We know who this person is. He worked with other arcade companies besides Atari. He was a leading expert in car modeling for only for that time. But things have changed now. That was back in the 80s.
> So, while a PC may have been capable of similar results to the much older race
> drivin... You dont see such complexity, control, and realism the Thunder games. They
> are technically Inferior.
> (Mathematics & Physics do not become 'Obsolete' over time)
This I can agree but Mathematics and Physics do become more complex as technology advances as newer hardware is developed.
> - Ohh yes, I was asked to play it while waiting for a movie to start, and
> reluctantly popped in some change. As expected, it sucked to the point that I didnt
> even want to finish playing it, less than 1/4 way thru it. I swear, I almost fell
> asleep when playing that game. Thats how pathetically non-involving it is.
That's just you. It's you that don't like the game.
> While Outrun does not have Physics, it at least has fast intense challenge, looks
You are going off topic here. We're not talking about 2D driving games. We're talking 3D driving Games. You should never compare a 2D Driving game to 3D driving games since they are different categories even if they genres are the same. Unless your were comparing Sega's Outrun 2, which is a 3D driving.
> - We were comparing a useless Pile of Crap that is the Thunder games... to games
> that actually have depth. Which sadly means, you cant even follow and argument.
No! No! No! You did not understand my point here. You're argument proves invalid. We're not talking about thunder games here. You earlier said that Daytona USA had better Physics simulation than today's arcade driving games of the later generations. So I chose the newer 3D driving game made by Sega as an example. As I said before, Daytona USA was a good game for that time. But it does not feel like a driving game since it has some flaws. Sega's newer 3D drving game Initial D Arcade Stage is simply one of the best 3D driving games they ever released. Damages to your vehicle affects your performance such as speed and velocity. The Driving simulation feels like you are in a race course in real life.
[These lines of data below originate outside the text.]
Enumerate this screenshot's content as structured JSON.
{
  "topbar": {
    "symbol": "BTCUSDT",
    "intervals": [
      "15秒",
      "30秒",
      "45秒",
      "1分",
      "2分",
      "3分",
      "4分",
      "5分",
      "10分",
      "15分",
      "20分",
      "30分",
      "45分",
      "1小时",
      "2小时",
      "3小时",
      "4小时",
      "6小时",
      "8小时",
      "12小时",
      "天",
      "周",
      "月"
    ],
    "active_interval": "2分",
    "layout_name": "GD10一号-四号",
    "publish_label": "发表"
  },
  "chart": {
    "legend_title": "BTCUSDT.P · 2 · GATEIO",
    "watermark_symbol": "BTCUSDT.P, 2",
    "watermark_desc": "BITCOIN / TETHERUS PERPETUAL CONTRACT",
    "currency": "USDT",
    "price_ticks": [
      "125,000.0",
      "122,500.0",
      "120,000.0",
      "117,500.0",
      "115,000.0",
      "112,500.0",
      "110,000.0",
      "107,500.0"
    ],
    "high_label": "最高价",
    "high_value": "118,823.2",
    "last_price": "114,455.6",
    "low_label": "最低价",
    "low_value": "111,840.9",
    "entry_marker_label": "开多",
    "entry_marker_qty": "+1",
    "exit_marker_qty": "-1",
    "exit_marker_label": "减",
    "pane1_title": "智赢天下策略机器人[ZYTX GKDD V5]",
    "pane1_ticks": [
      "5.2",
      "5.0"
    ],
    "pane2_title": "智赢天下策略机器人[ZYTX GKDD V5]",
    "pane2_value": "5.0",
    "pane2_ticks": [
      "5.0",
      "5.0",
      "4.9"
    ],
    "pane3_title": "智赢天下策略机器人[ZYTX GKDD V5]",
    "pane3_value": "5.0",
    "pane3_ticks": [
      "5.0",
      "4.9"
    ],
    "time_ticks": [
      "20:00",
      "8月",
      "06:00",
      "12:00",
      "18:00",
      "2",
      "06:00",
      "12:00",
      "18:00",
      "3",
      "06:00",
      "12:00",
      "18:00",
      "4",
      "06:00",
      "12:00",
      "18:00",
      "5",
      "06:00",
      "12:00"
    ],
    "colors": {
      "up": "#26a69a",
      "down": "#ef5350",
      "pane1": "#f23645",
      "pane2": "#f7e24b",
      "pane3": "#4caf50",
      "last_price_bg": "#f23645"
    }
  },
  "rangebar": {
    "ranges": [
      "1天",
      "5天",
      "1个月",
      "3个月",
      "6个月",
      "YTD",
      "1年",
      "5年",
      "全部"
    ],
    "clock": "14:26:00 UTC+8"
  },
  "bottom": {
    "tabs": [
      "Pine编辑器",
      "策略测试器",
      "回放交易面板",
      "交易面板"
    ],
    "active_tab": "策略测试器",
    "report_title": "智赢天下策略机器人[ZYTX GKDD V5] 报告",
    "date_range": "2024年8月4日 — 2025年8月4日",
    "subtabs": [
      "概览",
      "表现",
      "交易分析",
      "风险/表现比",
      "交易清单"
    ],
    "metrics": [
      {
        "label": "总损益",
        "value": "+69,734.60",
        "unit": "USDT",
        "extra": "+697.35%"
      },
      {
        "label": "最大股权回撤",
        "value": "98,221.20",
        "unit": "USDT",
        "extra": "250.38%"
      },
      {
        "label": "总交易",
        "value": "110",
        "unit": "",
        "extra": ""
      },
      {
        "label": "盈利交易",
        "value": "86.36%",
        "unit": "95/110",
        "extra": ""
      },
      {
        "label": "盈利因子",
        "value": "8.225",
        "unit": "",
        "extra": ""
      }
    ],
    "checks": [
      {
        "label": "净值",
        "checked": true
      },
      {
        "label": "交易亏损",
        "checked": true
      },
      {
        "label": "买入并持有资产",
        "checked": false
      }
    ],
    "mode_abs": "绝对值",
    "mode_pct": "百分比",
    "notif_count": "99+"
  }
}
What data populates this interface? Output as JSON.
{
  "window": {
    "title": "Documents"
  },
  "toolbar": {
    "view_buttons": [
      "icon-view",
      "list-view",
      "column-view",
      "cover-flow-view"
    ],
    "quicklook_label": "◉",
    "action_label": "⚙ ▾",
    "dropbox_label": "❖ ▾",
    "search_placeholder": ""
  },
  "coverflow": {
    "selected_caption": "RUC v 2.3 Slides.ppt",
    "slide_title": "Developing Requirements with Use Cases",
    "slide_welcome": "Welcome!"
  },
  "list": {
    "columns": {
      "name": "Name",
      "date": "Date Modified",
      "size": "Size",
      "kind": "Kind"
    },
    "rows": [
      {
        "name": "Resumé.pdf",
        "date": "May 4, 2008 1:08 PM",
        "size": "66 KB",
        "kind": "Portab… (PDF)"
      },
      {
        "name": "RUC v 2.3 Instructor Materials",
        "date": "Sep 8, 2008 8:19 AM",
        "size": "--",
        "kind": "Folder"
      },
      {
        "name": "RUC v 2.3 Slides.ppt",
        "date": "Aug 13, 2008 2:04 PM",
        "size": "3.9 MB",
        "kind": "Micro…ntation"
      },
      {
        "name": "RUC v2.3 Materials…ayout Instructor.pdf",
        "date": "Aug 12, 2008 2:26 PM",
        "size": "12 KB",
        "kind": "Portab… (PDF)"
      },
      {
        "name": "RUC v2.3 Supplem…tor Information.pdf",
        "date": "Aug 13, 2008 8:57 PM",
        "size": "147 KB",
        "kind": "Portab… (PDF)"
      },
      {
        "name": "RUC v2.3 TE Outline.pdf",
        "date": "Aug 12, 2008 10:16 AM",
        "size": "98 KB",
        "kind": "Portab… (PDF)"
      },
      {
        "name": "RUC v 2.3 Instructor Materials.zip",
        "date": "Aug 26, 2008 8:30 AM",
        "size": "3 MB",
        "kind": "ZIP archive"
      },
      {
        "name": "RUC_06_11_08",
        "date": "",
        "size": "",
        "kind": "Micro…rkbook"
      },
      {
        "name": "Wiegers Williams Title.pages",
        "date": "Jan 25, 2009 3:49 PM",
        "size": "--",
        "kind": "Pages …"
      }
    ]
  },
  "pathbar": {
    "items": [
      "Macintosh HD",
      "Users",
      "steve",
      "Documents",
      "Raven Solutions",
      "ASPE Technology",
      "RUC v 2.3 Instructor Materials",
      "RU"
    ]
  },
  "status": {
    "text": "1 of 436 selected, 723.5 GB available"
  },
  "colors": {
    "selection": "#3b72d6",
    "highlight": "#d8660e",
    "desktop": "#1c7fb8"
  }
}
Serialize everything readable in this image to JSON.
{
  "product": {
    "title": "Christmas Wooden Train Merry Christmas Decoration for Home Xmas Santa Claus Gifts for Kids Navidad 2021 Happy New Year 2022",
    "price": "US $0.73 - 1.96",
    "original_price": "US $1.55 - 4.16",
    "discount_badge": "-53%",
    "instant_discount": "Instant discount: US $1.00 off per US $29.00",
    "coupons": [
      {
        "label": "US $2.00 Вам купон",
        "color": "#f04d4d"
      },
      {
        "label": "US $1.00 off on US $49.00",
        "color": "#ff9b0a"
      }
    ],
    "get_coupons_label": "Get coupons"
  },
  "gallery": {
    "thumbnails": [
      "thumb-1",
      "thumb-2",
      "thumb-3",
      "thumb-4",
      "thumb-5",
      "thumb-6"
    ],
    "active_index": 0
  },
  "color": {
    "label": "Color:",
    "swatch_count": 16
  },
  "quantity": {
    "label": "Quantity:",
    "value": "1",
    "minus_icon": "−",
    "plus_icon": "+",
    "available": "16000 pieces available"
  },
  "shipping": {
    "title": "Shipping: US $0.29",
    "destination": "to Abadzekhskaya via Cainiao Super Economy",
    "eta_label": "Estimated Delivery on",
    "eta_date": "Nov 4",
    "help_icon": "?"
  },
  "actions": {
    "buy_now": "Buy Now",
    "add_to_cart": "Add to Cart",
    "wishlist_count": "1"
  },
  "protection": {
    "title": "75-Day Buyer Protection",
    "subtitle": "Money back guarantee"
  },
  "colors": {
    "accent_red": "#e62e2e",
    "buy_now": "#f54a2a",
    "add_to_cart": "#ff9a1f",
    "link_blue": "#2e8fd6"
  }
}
In Daytona USA, even when you crash, performance is somewhat affected, but you can eventaully speed up again but does not shows signs of damage to engine or other things. I know what I'm talking about. I have a very close contact who holds a Ph.D in Physics and Electrical Engineering. He even knows all about Physics and computers and modeling simulation. He used to work with the game developers in both consoles and arcade industry. He knows exactly the type of physics simulation used on Hard Drivin' and Daytona USA. You cannot make any physics argument or convince me in anyway unless you can prove to me you are a certified physics expert holding a Ph.D in Physics and you're a certified Electrical Engineer. If you used to manage an arcade game room business, that does not make you a Physics Expert.
> - Graphics only go so far. Mario does not have super high tech graphics... but the
> 2d Marios are some of the most popular and beloved games ever made in history.
> The games got cheaper in quality, easier, boring and lifeless.
Sort of but not entirely true. Poorly made games by arcade companies is not the whole thing to blame. As I said before, Arcades are declining because PC Games and Game Consoles are taking over the gaming market due to not only the graphics but the it's design and innovations that made the technology better for the PCs and Consoles. And the economy is not doing so well so the arcade industry is negatively affected by the economy.
> - Arcades are more popular in Japan merely because of population density. Meaning,
I agree but not only because the population density but also the culture is more diverse in Japan than it is here in the US.
> Also, arcades are a place where tons of gambling with Pachinko machines is done..
> and so that supports the places very well.
> Even in Japan, the arcades are not doing as good like they used to do... and are
I agree but many are still trying to good last time but not as well like that have before.